Hard water is the preferred habitat for certain fish; unfortunately, it isn't so great for the clean, transparent glass of our fish tanks. If you've ever noticed a white residue forming on the top of your glass tank, you're probably seeing the result of the evaporation of hard water. The residue left behind is likely a lime (calcium carbonate plus additional ions) build-up on the glass called "limescale."
As any mineral-rich water (hard water) evaporates, the gaseous water leaves behind the heavier elements which adhere to each other and to the glass, leaving an ugly, streaky white residue behind. If you live in a home with hard water you likely have the same kind of build-up around your shower head. While these residues won't hurt your fish or your system, it can nonetheless make them harder to see and isn't pleasant to look at.
Safe Removal of Lime Buildup From Glass
Lime buildup looks so terrible that there can be a great temptation to use home cleaning products to remove it.
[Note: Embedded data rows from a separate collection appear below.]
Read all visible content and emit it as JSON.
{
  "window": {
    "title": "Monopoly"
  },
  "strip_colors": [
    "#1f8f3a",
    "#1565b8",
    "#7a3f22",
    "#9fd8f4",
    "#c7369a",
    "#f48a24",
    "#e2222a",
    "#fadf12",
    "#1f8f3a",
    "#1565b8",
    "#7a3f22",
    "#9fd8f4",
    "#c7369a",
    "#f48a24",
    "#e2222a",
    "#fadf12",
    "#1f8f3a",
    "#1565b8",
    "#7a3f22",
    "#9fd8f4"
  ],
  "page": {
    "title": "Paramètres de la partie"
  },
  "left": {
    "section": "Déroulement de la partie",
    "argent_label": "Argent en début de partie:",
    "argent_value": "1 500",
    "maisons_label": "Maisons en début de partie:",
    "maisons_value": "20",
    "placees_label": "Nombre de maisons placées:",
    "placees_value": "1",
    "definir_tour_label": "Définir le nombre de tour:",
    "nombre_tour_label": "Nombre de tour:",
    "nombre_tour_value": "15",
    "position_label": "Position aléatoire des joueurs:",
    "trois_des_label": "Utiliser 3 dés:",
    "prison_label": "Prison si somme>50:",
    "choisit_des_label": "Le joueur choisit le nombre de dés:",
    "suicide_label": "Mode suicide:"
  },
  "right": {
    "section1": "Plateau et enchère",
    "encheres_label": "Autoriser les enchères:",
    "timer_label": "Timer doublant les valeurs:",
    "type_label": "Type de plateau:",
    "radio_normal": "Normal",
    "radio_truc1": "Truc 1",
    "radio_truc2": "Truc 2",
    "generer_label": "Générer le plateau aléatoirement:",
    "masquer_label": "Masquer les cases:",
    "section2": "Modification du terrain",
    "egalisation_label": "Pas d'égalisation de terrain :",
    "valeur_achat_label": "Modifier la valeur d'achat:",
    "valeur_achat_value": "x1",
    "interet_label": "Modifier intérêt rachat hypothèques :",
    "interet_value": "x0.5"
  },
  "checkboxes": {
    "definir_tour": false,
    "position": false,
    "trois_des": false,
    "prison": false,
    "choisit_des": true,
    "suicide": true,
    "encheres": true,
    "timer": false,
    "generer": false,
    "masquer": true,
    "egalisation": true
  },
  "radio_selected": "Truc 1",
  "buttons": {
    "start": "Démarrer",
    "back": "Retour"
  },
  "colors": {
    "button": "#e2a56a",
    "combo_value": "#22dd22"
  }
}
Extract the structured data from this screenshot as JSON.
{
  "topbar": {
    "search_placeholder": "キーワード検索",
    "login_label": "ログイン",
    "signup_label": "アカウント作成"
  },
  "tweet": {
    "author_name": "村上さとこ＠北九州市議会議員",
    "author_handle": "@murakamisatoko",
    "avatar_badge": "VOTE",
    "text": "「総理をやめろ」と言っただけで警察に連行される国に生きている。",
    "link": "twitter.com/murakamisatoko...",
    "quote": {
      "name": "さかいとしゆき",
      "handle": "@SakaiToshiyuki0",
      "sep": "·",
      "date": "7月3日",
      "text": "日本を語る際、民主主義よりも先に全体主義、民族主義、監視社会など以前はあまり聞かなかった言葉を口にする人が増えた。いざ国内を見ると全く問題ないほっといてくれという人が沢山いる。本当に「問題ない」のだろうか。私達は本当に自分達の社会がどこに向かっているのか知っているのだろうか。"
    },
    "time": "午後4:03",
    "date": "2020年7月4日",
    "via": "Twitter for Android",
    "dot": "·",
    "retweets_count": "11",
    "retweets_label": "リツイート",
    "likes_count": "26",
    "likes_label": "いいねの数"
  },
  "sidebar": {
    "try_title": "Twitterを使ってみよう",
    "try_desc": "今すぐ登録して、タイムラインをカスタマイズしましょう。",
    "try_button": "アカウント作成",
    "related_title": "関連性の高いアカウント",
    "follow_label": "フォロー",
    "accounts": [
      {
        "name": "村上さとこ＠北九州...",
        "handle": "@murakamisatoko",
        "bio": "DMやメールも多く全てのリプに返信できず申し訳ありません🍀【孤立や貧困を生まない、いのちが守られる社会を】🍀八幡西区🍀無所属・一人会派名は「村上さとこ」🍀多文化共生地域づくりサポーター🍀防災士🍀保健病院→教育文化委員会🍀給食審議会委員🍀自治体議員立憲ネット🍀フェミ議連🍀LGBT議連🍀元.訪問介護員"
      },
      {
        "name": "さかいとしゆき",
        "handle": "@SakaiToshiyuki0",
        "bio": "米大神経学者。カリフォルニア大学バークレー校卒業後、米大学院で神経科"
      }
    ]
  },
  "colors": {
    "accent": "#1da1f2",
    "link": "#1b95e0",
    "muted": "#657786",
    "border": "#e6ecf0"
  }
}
However, resist that urge, as even the smallest drop or leftover residue from any cleaning agent will likely be lethal to your fish. This rule goes for the top edges of the tank as well.
Products made to safely remove lime buildup from aquarium glass are available. Check your local pet store for fish safe cleaning sprays. If you're looking for a greener and more inexpensive alternative, try plain white vinegar on a dry aquarium. Not only is vinegar a natural disinfectant, but it also dissolves stubborn lime deposits.
For this method of cleaning, you will need to relocate your fish to a holding tank. Once all of your fish have been safely removed, drain the tank completely of water and remove any plants or decoration. Gravel and other substrates can be removed or remain behind if held in place by a barrier to prevent spilling them. Lay the tank down on a towel, and pour enough vinegar on the affected glass to cover it. Let it sit for 10 to 20 minutes, then scrub with a non-abrasive pad or cloth.
If you have a stubborn patch of build-up, try using a razor blade or algae scraper to gently scrape the scale away from only glass panels. Do not use a razor on plexiglass or other types of acrylic tanks as any sharp tools will easily scratch them. Once you're done, rinse the tank thoroughly before refilling.
Preventing Lime Buildup
The easiest way to avoid spending time scrubbing your tank is to prevent scale from being deposited in the first place. As the evaporation process is the main driver of this residue, check your tank's water line every two or three days. Low humidity days in winter months or warmer temperatures in your tank water with both drive the rate of evaporation upward.
As the water begins to evaporate, your remaining tank water will become slightly harder (a higher density of minerals per Liter of water). For this reason, the best replacement for evaporated hard water is distilled water. The water that escaped was pure, so the water you add back in should be pure water as well.
While you should use your regular hard water source to fill the tanks of certain fish, replacing evaporated water with additional mineral-rich water can slowly lead to a lethally high level of some minerals. Using distilled water eliminates this risk.